Dos objetivos claves: ahorrar en costes y situar al negocio en la vanguardia tecnológica. Estas son las dos principales virtudes que aporta la tecnología cuando un emprendedor está pensando en poner en marcha un negocio. Con el objetivo de analizar cuáles son las mejores tecnologías para lograr es ahorro y cuáles son aquellas que están en la vanguardia, desde el Blog de MAPFRE ha realizado una lista de todas ellas.

Tecnologías para ahorrar

  • Movilidad. Las diversas tecnologías que hacen posible el trabajo desde cualquier lugar y en cualquier momento suponen una importante ventaja para las nuevas empresas, especialmente en el momento de la instalación en un lugar físico. Y es que hay negocios donde los trabajadores no necesitan una oficina (o similar) para llevar a cabo su labor.
    Esta flexibilidad laboral no solo supone un ahorro de costes en espacio, sino también en energía, al tiempo que proporciona al trabajador (o al propio creador de la empresa) una “libertad” que siempre es bienvenida.
  • Cloud Computing. Relacionada con el punto anterior hallamos la nube, es decir, todos aquellos servicios que se ofrecen de un modo remoto. Con cloud computing hablamos no solo de los típicos servicios de almacenamiento o de correo electrónico, sino también de la posibilidad de contratar otras tecnologías.
    Dos buenos ejemplos pueden ser los servicios de ciberseguridad –esencial para cualquier organización– o incluso los de CRM (gestión de la relación con el cliente) para aquellos negocios que los requieran.
  • Blockchain. Ha sido una de las últimas en popularizarse e incluso la consultora Gartner ha recomendado que en 2019 las empresas comiencen a valorar cómo integrarla. Así pues, un negocio de nuevo cuño puede aprovecharse de sus bondades: registro organizado de las transacciones de la empresa, transparencia de la información y mejor trazabilidad, menor vulnerabilidad y reducción de costes al eliminar intermediarios.

Vanguardia y ahorro

Aparte de estas tecnologías, se puede hablar de otras que no solo ofrecen un importante ahorro en los costes operativos, sino que además pueden situar a la empresa en una posición privilegiada –tecnológicamente hablando– desde sus inicios.

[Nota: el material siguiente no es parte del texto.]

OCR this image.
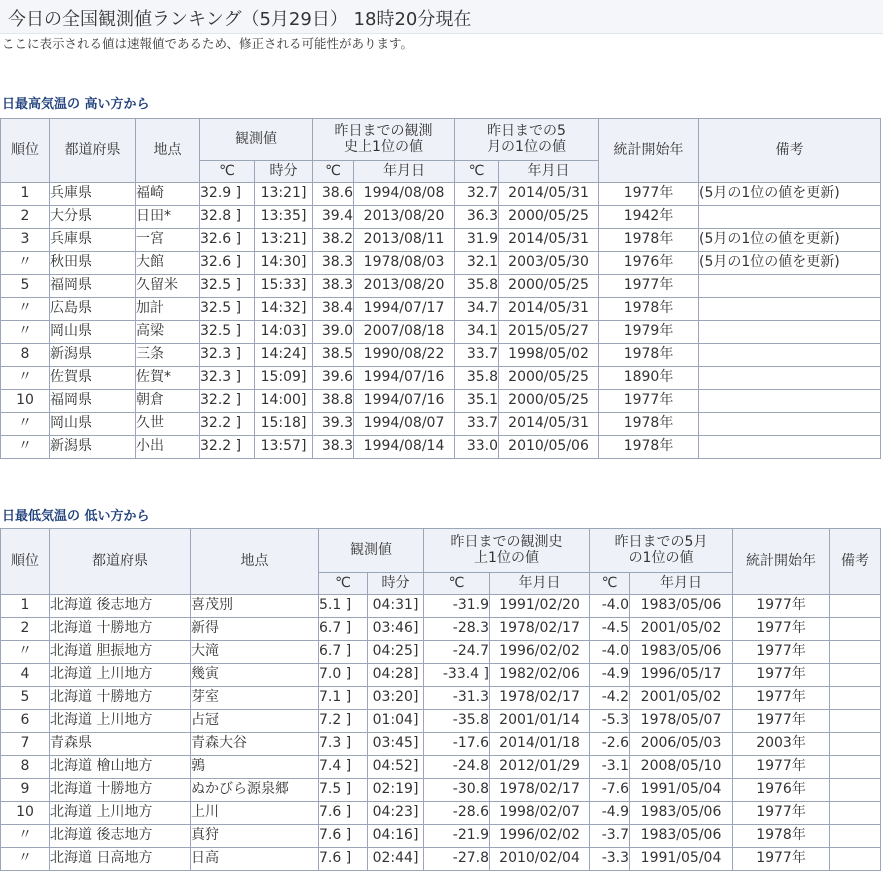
今日の全国観測値ランキング（5月29日） 18時20分現在
ここに表示される値は速報値であるため、修正される可能性があります。
日最高気温の 高い方から
順位	都道府県	地点	観測値		昨日までの観測史上1位の値		昨日までの5月の1位の値		統計開始年	備考
			℃	時分	℃	年月日	℃	年月日		
1	兵庫県	福崎	32.9 ]	13:21]	38.6	1994/08/08	32.7	2014/05/31	1977年	(5月の1位の値を更新)
2	大分県	日田*	32.8 ]	13:35]	39.4	2013/08/20	36.3	2000/05/25	1942年	
3	兵庫県	一宮	32.6 ]	13:21]	38.2	2013/08/11	31.9	2014/05/31	1978年	(5月の1位の値を更新)
〃	秋田県	大館	32.6 ]	14:30]	38.3	1978/08/03	32.1	2003/05/30	1976年	(5月の1位の値を更新)
5	福岡県	久留米	32.5 ]	15:33]	38.3	2013/08/20	35.8	2000/05/25	1977年	
〃	広島県	加計	32.5 ]	14:32]	38.4	1994/07/17	34.7	2014/05/31	1978年	
〃	岡山県	高梁	32.5 ]	14:03]	39.0	2007/08/18	34.1	2015/05/27	1979年	
8	新潟県	三条	32.3 ]	14:24]	38.5	1990/08/22	33.7	1998/05/02	1978年	
〃	佐賀県	佐賀*	32.3 ]	15:09]	39.6	1994/07/16	35.8	2000/05/25	1890年	
10	福岡県	朝倉	32.2 ]	14:00]	38.8	1994/07/16	35.1	2000/05/25	1977年	
〃	岡山県	久世	32.2 ]	15:18]	39.3	1994/08/07	33.7	2014/05/31	1978年	
〃	新潟県	小出	32.2 ]	13:57]	38.3	1994/08/14	33.0	2010/05/06	1978年	
日最低気温の 低い方から
順位	都道府県	地点	観測値		昨日までの観測史上1位の値		昨日までの5月の1位の値		統計開始年	備考
			℃	時分	℃	年月日	℃	年月日		
1	北海道 後志地方	喜茂別	5.1 ]	04:31]	-31.9	1991/02/20	-4.0	1983/05/06	1977年	
2	北海道 十勝地方	新得	6.7 ]	03:46]	-28.3	1978/02/17	-4.5	2001/05/02	1977年	
〃	北海道 胆振地方	大滝	6.7 ]	04:25]	-24.7	1996/02/02	-4.0	1983/05/06	1977年	
4	北海道 上川地方	幾寅	7.0 ]	04:28]	-33.4 ]	1982/02/06	-4.9	1996/05/17	1977年	
5	北海道 十勝地方	芽室	7.1 ]	03:20]	-31.3	1978/02/17	-4.2	2001/05/02	1977年	
6	北海道 上川地方	占冠	7.2 ]	01:04]	-35.8	2001/01/14	-5.3	1978/05/07	1977年	
7	青森県	青森大谷	7.3 ]	03:45]	-17.6	2014/01/18	-2.6	2006/05/03	2003年	
8	北海道 檜山地方	鶉	7.4 ]	04:52]	-24.8	2012/01/29	-3.1	2008/05/10	1977年	
9	北海道 十勝地方	ぬかびら源泉郷	7.5 ]	02:19]	-30.8	1978/02/17	-7.6	1991/05/04	1976年	
10	北海道 上川地方	上川	7.6 ]	04:23]	-28.6	1998/02/07	-4.9	1983/05/06	1977年	
〃	北海道 後志地方	真狩	7.6 ]	04:16]	-21.9	1996/02/02	-3.7	1983/05/06	1978年	
〃	北海道 日高地方	日高	7.6 ]	02:44]	-27.8	2010/02/04	-3.3	1991/05/04	1977年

  • Tecnologías inmersivas. Tanto la realidad aumentada como la realidad virtual son y serán tendencia en los próximos años. A pesar de la inversión que se deba realizar para contar con ellas, aportarán beneficios en tanto en cuanto ofrecen a los clientes y usuarios la posibilidad de experimentar en entornos virtuales sin necesidad de contar con un espacio físico (y todo lo que conlleva). A esto se añade el hecho de que la empresa será percibida como innovadora. En este sentido, solo hay que apuntar las cifras que ofrece Goldman Sachs, que sitúa en 80.000 millones de dólares el dinero que moverán la realidad virtual y la aumentada en el año 2025.
  • Inteligencia Artificial (IA). La apuesta por instalar programas de inteligencia artificial que sean capaces de realizar labores que antes correspondían a una persona aporta a las nuevas empresas la opción de centrarse en su core de negocio, consiguiendo que los empleados o los propios emprendedores tengan un perfil más especializado.
  • Internet de las Cosas y Big Data. Relacionadas con la IA podemos situar IoT (Internet of Things), puesto que la tendencia pasa por hacer a los objetos más inteligentes y capaces de interactuar entre sí, y al Big Data, que facilita el análisis de los datos que se generan para mejorar los procesos de la recién creada empresa.

¿Un buen ejemplo? Podría ser una nueva empresa de mensajería que con la instalación de sensores en sus vehículos puede conocer las mejores rutas y optimizar cada uno de sus repartos tras analizar toda la información que aportan.

En definitiva, la tecnología es la gran aliada para las nuevas empresas, startups e incluso para los emprendedores que ponen en marcha su propio negocio como trabajadores autónomos.